Como é que Campos se sai quando Música de invenção é avaliada pelos critérios estabelecidos por Pound e traduzidos pelo próprio Campos? Nem belles lettres nem modista, antes um pouco de cada um, o especialista da crítica de disco Campos vai ditando os ins e outs de seu credo modernista enquanto inexoravelmente marcha para a instância final de vituperação à indústria do disco. Nesta espécie de Caras superintelectualizada, não há espaço para o aparato teórico que o tema possa requerer. Aqueles que compartilham os gostos de Campos dirão que ele cumpra o papel do crítico de segunda. Mas Campos sabe se fazer notar. Campos fala de Campos e de seus autores prediletos. Quanto às obras, ele é sucinto: "Viva Webern!", "Viva Varèse!", observem-se as similaridades entre estes nomes... O leitor é constrangido a arbitrar um jogo onde importa avaliar: (1) quem descobriu primeiro o último compositor; (2) quem escreveu primeiro sobre seu primeiro trabalho; (3) quem comprou primeiro seu primeiro disco. Tendo feito as escolhas erradas, Mário de Andrade (Nacionalismo) e Willy Corrêa de Oliveira (Bolchevismo) perderam-se e perderam o jogo. Secundado por Nestrovski, Campos ganha.

Em sua Pequena história da música (1942) Mário de Andrade afirma que "também nos trios, quartetos, quintetos, apareceu uma floração nova interessantíssima, empregando os mais desusados e curiosos agrupamentos solistas (Kurt Weill, Falla, Ezra Pound, Anton Webern)". Campos conclui que Andrade era um travesti de musicólogo. E lemos em Música de invenção que "dele [Nestrovski] recebi duas fitas com algumas novidades musicais: Wishart, Ferneyhough, Smalley, Philip Glass etc. Tudo muito interessante." Ora, o pai da musicologia brasileira era um modernista no início da década de vinte, quando ser modernista era de rigor para um jovem brilhante da intelligentsia progressista paulistana. O Campos modernista é um retardatário. O Campos pós-moderno não convence. Ele enquadra-se perfeitamente no modelo "alta cultura mais o melhor da música popular" que Georgina Born discerne no IRCAM (Rationalizing Culture, 1995).

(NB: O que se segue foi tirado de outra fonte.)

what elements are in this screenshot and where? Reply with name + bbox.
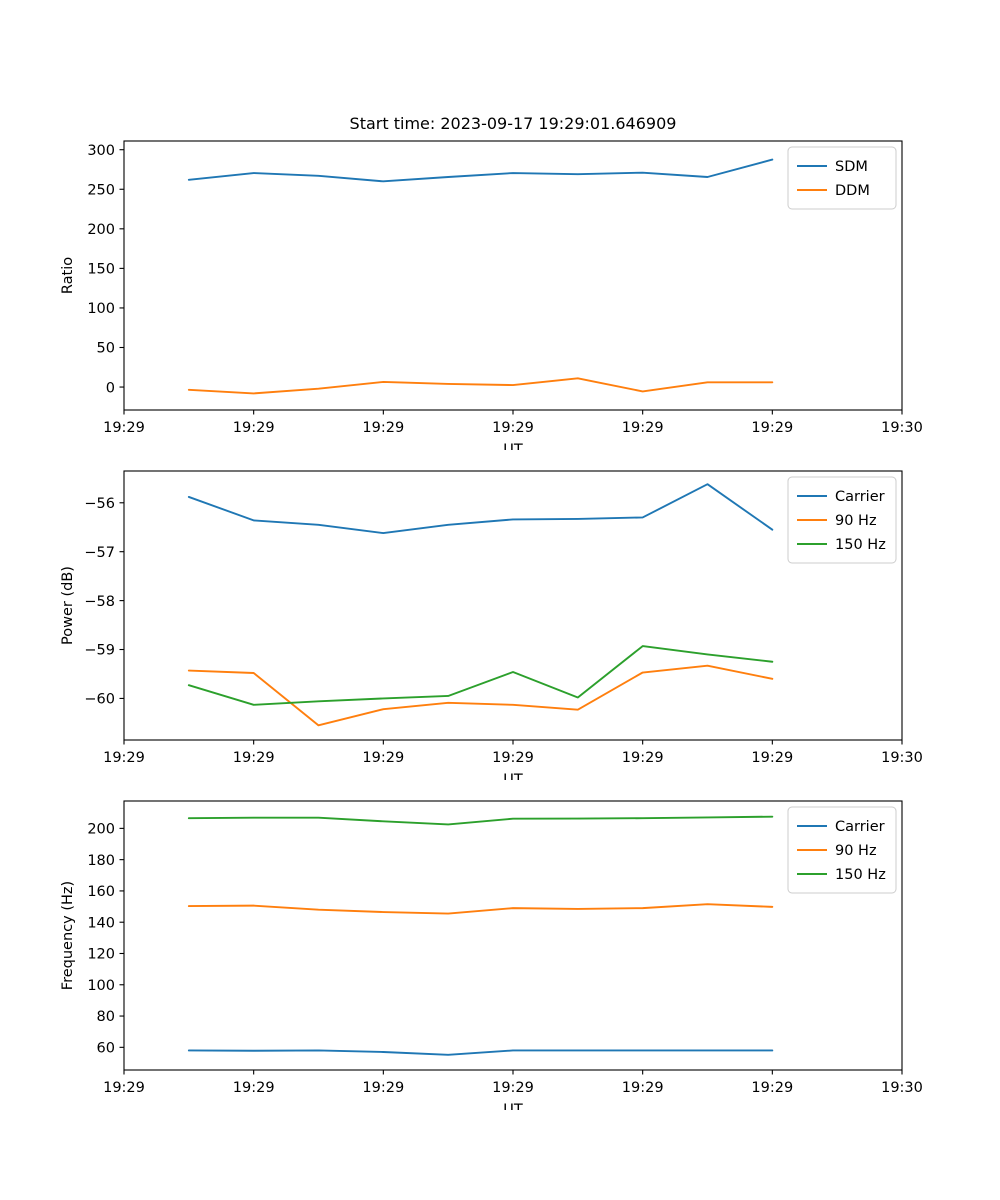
panel-title: Start time: 2023-09-17 19:29:01.646909 bbox=[350, 114, 677, 133]
y-tick-label: −59 bbox=[84, 643, 115, 659]
legend-label-150-hz: 150 Hz bbox=[835, 867, 886, 883]
y-tick-label: 200 bbox=[87, 222, 115, 238]
series-line-150-hz bbox=[187, 645, 774, 706]
y-axis-label: Power (dB) bbox=[60, 566, 76, 645]
ratio-plot-svg: Start time: 2023-09-17 19:29:01.646909 0 5… bbox=[60, 114, 923, 450]
y-tick-label: 60 bbox=[97, 1041, 115, 1057]
legend-label-sdm: SDM bbox=[835, 159, 868, 175]
x-tick-label: 19:29 bbox=[362, 1080, 404, 1096]
subplot-frequency: 60 80 100 120 140 160 180 200 19:29 19:29 19:29 19:… bbox=[0, 660, 1000, 1200]
x-tick-label: 19:29 bbox=[103, 1080, 145, 1096]
legend-label-carrier: Carrier bbox=[835, 819, 885, 835]
x-tick-label: 19:29 bbox=[362, 420, 404, 436]
y-tick-label: 80 bbox=[97, 1009, 115, 1025]
ratio-plot-group: Start time: 2023-09-17 19:29:01.646909 0 5… bbox=[60, 114, 923, 450]
series-line-carrier bbox=[187, 483, 774, 535]
x-tick-label: 19:29 bbox=[233, 420, 275, 436]
legend-box bbox=[787, 476, 897, 564]
x-tick-label: 19:29 bbox=[622, 750, 664, 766]
x-axis-label: UT bbox=[503, 442, 523, 450]
x-tick-label: 19:29 bbox=[751, 420, 793, 436]
series-line-carrier bbox=[187, 1049, 774, 1056]
y-tick-label: −58 bbox=[84, 594, 115, 610]
x-axis-label: UT bbox=[503, 772, 523, 780]
axes-frame bbox=[123, 800, 903, 1071]
x-tick-label: 19:30 bbox=[881, 420, 923, 436]
x-tick-label: 19:29 bbox=[492, 420, 534, 436]
frequency-plot-group: 60 80 100 120 140 160 180 200 19:29 19:29 19:29 19:… bbox=[60, 800, 923, 1110]
x-tick-label: 19:29 bbox=[233, 1080, 275, 1096]
x-tick-label: 19:29 bbox=[103, 420, 145, 436]
series-line-ddm bbox=[187, 377, 774, 395]
x-tick-label: 19:29 bbox=[751, 750, 793, 766]
y-tick-label: −60 bbox=[84, 692, 115, 708]
x-tick-label: 19:29 bbox=[233, 750, 275, 766]
series-line-90-hz bbox=[187, 664, 774, 727]
y-tick-label: −57 bbox=[84, 545, 115, 561]
x-tick-label: 19:29 bbox=[751, 1080, 793, 1096]
series-line-90-hz bbox=[187, 903, 774, 915]
series-line-150-hz bbox=[187, 815, 774, 826]
legend-label-carrier: Carrier bbox=[835, 489, 885, 505]
subplot-power: −60 −59 −58 −57 −56 19:29 19:29 19:29 19:29 19:29… bbox=[0, 330, 1000, 780]
legend-label-ddm: DDM bbox=[835, 183, 870, 199]
y-tick-label: 120 bbox=[87, 947, 115, 963]
x-tick-label: 19:29 bbox=[492, 1080, 534, 1096]
y-tick-label: 300 bbox=[87, 143, 115, 159]
legend-box bbox=[787, 806, 897, 894]
y-tick-label: 50 bbox=[97, 341, 115, 357]
x-tick-label: 19:29 bbox=[492, 750, 534, 766]
y-tick-label: 250 bbox=[87, 182, 115, 198]
x-tick-label: 19:30 bbox=[881, 750, 923, 766]
x-tick-label: 19:29 bbox=[622, 1080, 664, 1096]
legend-label-150-hz: 150 Hz bbox=[835, 537, 886, 553]
y-tick-label: −56 bbox=[84, 496, 115, 512]
y-tick-label: 150 bbox=[87, 262, 115, 278]
y-tick-label: 100 bbox=[87, 978, 115, 994]
legend-label-90-hz: 90 Hz bbox=[835, 843, 877, 859]
x-tick-label: 19:30 bbox=[881, 1080, 923, 1096]
legend-label-90-hz: 90 Hz bbox=[835, 513, 877, 529]
power-plot-svg: −60 −59 −58 −57 −56 19:29 19:29 19:29 19:29 19:29… bbox=[60, 470, 923, 780]
x-tick-label: 19:29 bbox=[362, 750, 404, 766]
x-axis-label: UT bbox=[503, 1102, 523, 1110]
y-tick-label: 200 bbox=[87, 822, 115, 838]
y-tick-label: 160 bbox=[87, 884, 115, 900]
y-axis-label: Ratio bbox=[60, 257, 76, 294]
y-tick-label: 140 bbox=[87, 915, 115, 931]
y-axis-label: Frequency (Hz) bbox=[60, 881, 76, 990]
x-tick-label: 19:29 bbox=[103, 750, 145, 766]
y-tick-label: 180 bbox=[87, 853, 115, 869]
frequency-plot-svg: 60 80 100 120 140 160 180 200 19:29 19:29 19:29 19:… bbox=[60, 800, 923, 1110]
power-plot-group: −60 −59 −58 −57 −56 19:29 19:29 19:29 19:29 19:29… bbox=[60, 470, 923, 780]
y-tick-label: 100 bbox=[87, 301, 115, 317]
y-tick-label: 0 bbox=[106, 380, 115, 396]
legend-box bbox=[787, 146, 897, 210]
x-tick-label: 19:29 bbox=[622, 420, 664, 436]
series-line-sdm bbox=[187, 158, 774, 183]
subplot-ratio: Start time: 2023-09-17 19:29:01.646909 0 5… bbox=[0, 0, 1000, 450]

Na medida em que apresenta um poeta essencialmente visual no papel de farol da vanguarda musical, Música de invenção de fato é, como o quer Tragtenberg, "um documento único sobre a vida musical e cultural brasileira das últimas décadas", do Maestro X ao Doutor Y. Campos deve ser responsabilizado pelo fato de que o trocadilho barato se tenha visto promovido ao estatuto de forma honrada de atividade mental e, portanto, pelo fato de que cantores populares se tenham visto promovidos ao estatuto de intelectuais. Desta forma, o pensamento foi aviltado. A facilidade com que o amador Campos coleta e distribui novidades do exterior é a facilidade com que o intelectual aposentado Cardoso coleta e distribui memorandos do Fundo Monetário Internacional. O musicólogo Campos há de tornar-se redundante pelo acesso à rede mundial. Até lá, os poetas brasileiros serão pós-tudo, os compositores brasileiros serão os maiores das Américas, os travestis brasileiros serão os mais procurados da Europa, os intelectuais brasileiros serão os mais marxistas do mundo. Lá fora, eles vêm da terra do café, do carnaval e do futebol. Aqui, suas casas estão cercadas com arame farpado e lhes faltam dentes. Eles foram violentados por uma elite feudal, de zelo modernista. O país do futuro deu errado. "Yes, nós temos Augusto de Campos!" Alguém está interessado?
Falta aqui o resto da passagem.